Handbook of Management Scales/Loyalty
Loyalty (alpha = 0.78)
It was aimed to measure Leader-Member Exchange (LMX). Therefore a multidimensional measure was developed and validated. Item analysis involving 302 working students, followed by construct and criterion-related validation using 249 employees representing two organizations resulted in a multidimensional LMX scale. The results provided support for the affect, loyalty, and contribution dimensions identified by Dienesch and Liden (1986), as well as a fourth dimension, professional respect. The following items are taken from the loyalty dimension of LMX.
- My supervisor defends my work actions to a superior, even without complete knowledge of the issue in question.
- My supervisor would come to my defense if I were "attacked" by others.
- My supervisor would defend me to others in the organization if I made an honest mistake.
- Liden/Maslyn (1998): Multidimensionality of Leader-Member Exchange: An Empirical Assessment through Scale Development. Journal of Management, Vol. 24, No. 1, pp. 43-72.

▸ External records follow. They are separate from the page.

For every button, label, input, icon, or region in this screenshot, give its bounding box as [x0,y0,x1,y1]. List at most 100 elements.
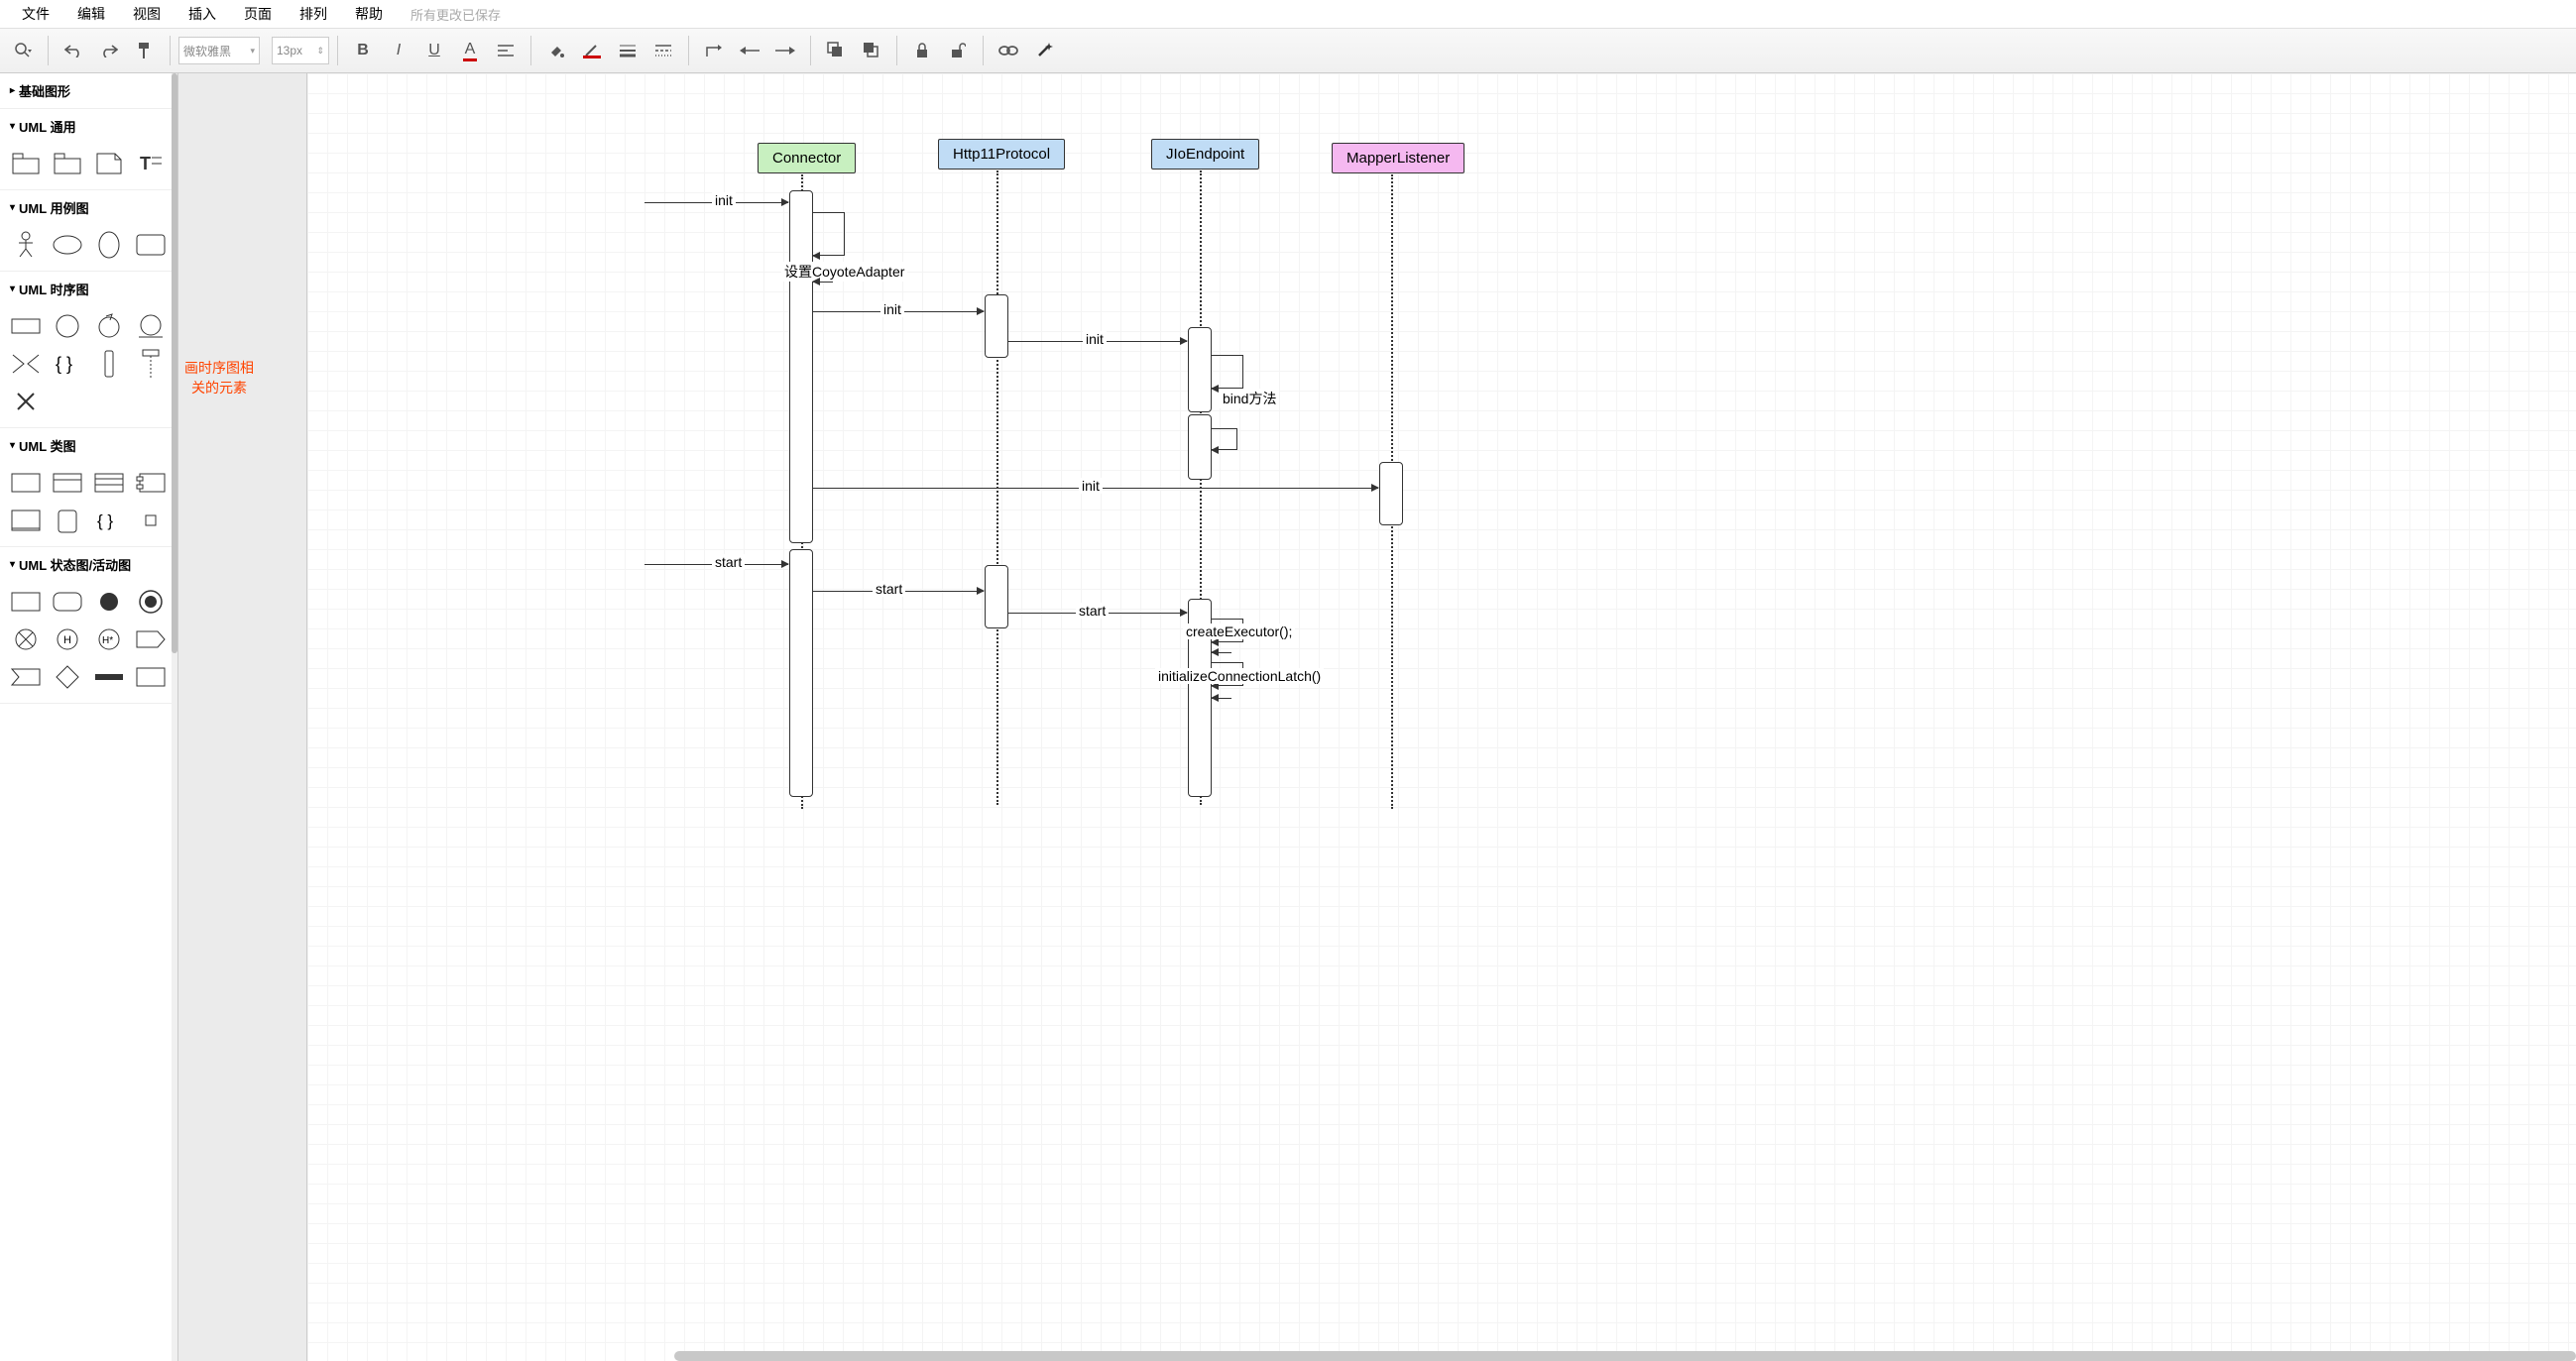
format-painter-button[interactable] [128,34,162,67]
arrow-end-button[interactable] [768,34,802,67]
save-status: 所有更改已保存 [410,5,501,24]
font-color-button[interactable]: A [453,34,487,67]
participant-http11protocol[interactable]: Http11Protocol [938,139,1065,170]
arrow-start-button[interactable] [733,34,766,67]
sidebar-scrollbar[interactable] [172,73,177,1361]
shape-state-rect[interactable] [8,586,44,618]
font-size-select[interactable]: 13px⇕ [272,37,329,64]
undo-button[interactable] [57,34,90,67]
activation-connector-init[interactable] [789,190,813,543]
menu-insert[interactable]: 插入 [175,0,230,28]
menu-help[interactable]: 帮助 [341,0,397,28]
menu-page[interactable]: 页面 [230,0,286,28]
menu-view[interactable]: 视图 [119,0,175,28]
shape-object-node[interactable] [133,661,169,693]
link-button[interactable] [992,34,1025,67]
shape-lifeline[interactable] [133,348,169,380]
self-bind[interactable] [1212,355,1243,389]
shape-interface[interactable] [50,505,85,536]
section-uml-sequence[interactable]: UML 时序图 [0,272,177,306]
connection-style-button[interactable] [697,34,731,67]
activation-mapper-init[interactable] [1379,462,1403,525]
menu-arrange[interactable]: 排列 [286,0,341,28]
redo-button[interactable] [92,34,126,67]
shape-component[interactable] [133,467,169,499]
to-front-button[interactable] [819,34,853,67]
fill-color-button[interactable] [539,34,573,67]
shape-class-3sec[interactable] [91,467,127,499]
shape-initial[interactable] [91,586,127,618]
shape-package[interactable] [8,148,44,179]
shape-receive-signal[interactable] [8,661,44,693]
shape-boundary[interactable] [133,229,169,261]
shape-actor[interactable] [8,229,44,261]
msg-init-ext-label: init [712,192,736,208]
zoom-button[interactable] [6,34,40,67]
bold-button[interactable]: B [346,34,380,67]
menu-file[interactable]: 文件 [8,0,63,28]
shape-entity[interactable] [133,310,169,342]
to-back-button[interactable] [855,34,888,67]
section-uml-usecase[interactable]: UML 用例图 [0,190,177,225]
section-basic-shapes[interactable]: 基础图形 [0,73,177,108]
shape-history-deep[interactable]: H* [91,624,127,655]
activation-http11-init[interactable] [985,294,1008,358]
shape-usecase-ext[interactable] [91,229,127,261]
line-color-button[interactable] [575,34,609,67]
activation-http11-start[interactable] [985,565,1008,628]
italic-button[interactable]: I [382,34,415,67]
shape-text[interactable]: T [133,148,169,179]
shape-activation[interactable] [91,348,127,380]
self-createexec-ret[interactable] [1212,652,1231,653]
participant-jioendpoint[interactable]: JIoEndpoint [1151,139,1259,170]
shape-decision[interactable] [50,661,85,693]
participant-connector[interactable]: Connector [758,143,856,173]
shape-send-signal[interactable] [133,624,169,655]
font-family-select[interactable]: 微软雅黑▾ [178,37,260,64]
shape-lifeline-circle[interactable] [50,310,85,342]
self-bind-ret[interactable] [1212,428,1237,450]
activation-jio-init[interactable] [1188,327,1212,412]
activation-connector-start[interactable] [789,549,813,797]
shape-usecase[interactable] [50,229,85,261]
shape-destroy[interactable] [8,386,44,417]
shape-control[interactable] [91,310,127,342]
line-dash-button[interactable] [646,34,680,67]
self-setadapter[interactable] [813,212,845,256]
unlock-button[interactable] [941,34,975,67]
align-button[interactable] [489,34,523,67]
svg-text:H: H [63,634,71,646]
shape-class[interactable] [8,467,44,499]
participant-mapperlistener[interactable]: MapperListener [1332,143,1464,173]
activation-jio-bind[interactable] [1188,414,1212,480]
menu-edit[interactable]: 编辑 [63,0,119,28]
shape-history[interactable]: H [50,624,85,655]
shape-terminate[interactable] [8,624,44,655]
shape-package-2[interactable] [50,148,85,179]
self-createexec-label: createExecutor(); [1183,624,1295,639]
shape-lifeline-header[interactable] [8,310,44,342]
shape-bracket[interactable]: { } [91,505,127,536]
shape-class-2sec[interactable] [50,467,85,499]
section-uml-common[interactable]: UML 通用 [0,109,177,144]
canvas[interactable]: Connector Http11Protocol JIoEndpoint Map… [307,73,2576,1361]
horizontal-scrollbar[interactable] [674,1351,2576,1361]
shape-fork[interactable] [91,661,127,693]
underline-button[interactable]: U [417,34,451,67]
section-uml-state[interactable]: UML 状态图/活动图 [0,547,177,582]
shape-object[interactable] [8,505,44,536]
shape-note[interactable] [91,148,127,179]
magic-wand-button[interactable] [1027,34,1061,67]
shape-state-round[interactable] [50,586,85,618]
annotation-sequence: 画时序图相 关的元素 [184,359,254,397]
section-uml-class[interactable]: UML 类图 [0,428,177,463]
self-setadapter-return[interactable] [813,282,833,283]
shape-constraint[interactable] [8,348,44,380]
self-initlatch-ret[interactable] [1212,698,1231,699]
line-style-button[interactable] [611,34,644,67]
shape-final[interactable] [133,586,169,618]
shape-alt-fragment[interactable]: { } [50,348,85,380]
shape-port[interactable] [133,505,169,536]
msg-init-http-label: init [880,301,904,317]
lock-button[interactable] [905,34,939,67]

Liden, R. C., Wu, J., Cao, X., & Wayne, S. J. (2015). Leader-Member Exchange Measurement. In The Oxford Handbook of Leader-Member Exchange (p. 29). Oxford, United Kingdom: Oxford University Press. https://doi.org/10.1093/oxfordhb/9780199326174.013.0006
Loyalty (AVE = 0.89; CR = 0.89)
A previously used scale by Arnold & Reynolds (2003) was adapted to measure loyalty.
- I am a loyal customer of this company. (0.80)
- I have developed a good relationship with this company. (0.95)
- I am loyal to this company. (0.93)
- Walsh & Beatty (2007): Customer-based Corporate Reputation of a Service Firm: Scale Development and Validation. Journal of the Academy of Marketing Science, Vol. 35, No. 1, pp. 127-143.
Loyalty (alpha = 0.84)
The authors reconceptualize organizational citizenship behavior (OCB) in terms of civic citizenship and propose a new OCB measurement. It uses five categories of citizenship: loyalty, obedience, social participation, advocacy participation, and functional participation. Based on data from 950 employees, support is found for the measurement's construct validity.
Organizational citizenship can be conceptualized as a global concept that includes all positive organizationally relevant behaviors of individual organization members.
Loyalty is understood as allegiance to an organization and promotion of its interests.
- Represents organization favorably to outsiders. (0.75)
- Does not go out of way to defend organization against outside threats (R). (0.68)
- Does not tell outsiders this is a good place to work (R). (0.68)
- Does not defend organization when employees criticize it (R). (0.68)
- Actively promotes organization's products and services. (0.60)
- Would accept job at competing organization for more money (R). (0.59)
- Would not urge coworkers to invest money in organization (R). (0.54)
- Van Dyne, Graham & Dienesch (1994): Organizational Citizenship Behavior: Construct Redefinition, Measurement, and Validation. Academy of Management Journal, Vol. 37, No. 4, pp. 765–802
The factor loadings of some of the items were below 0.60 and, thus, relatively low.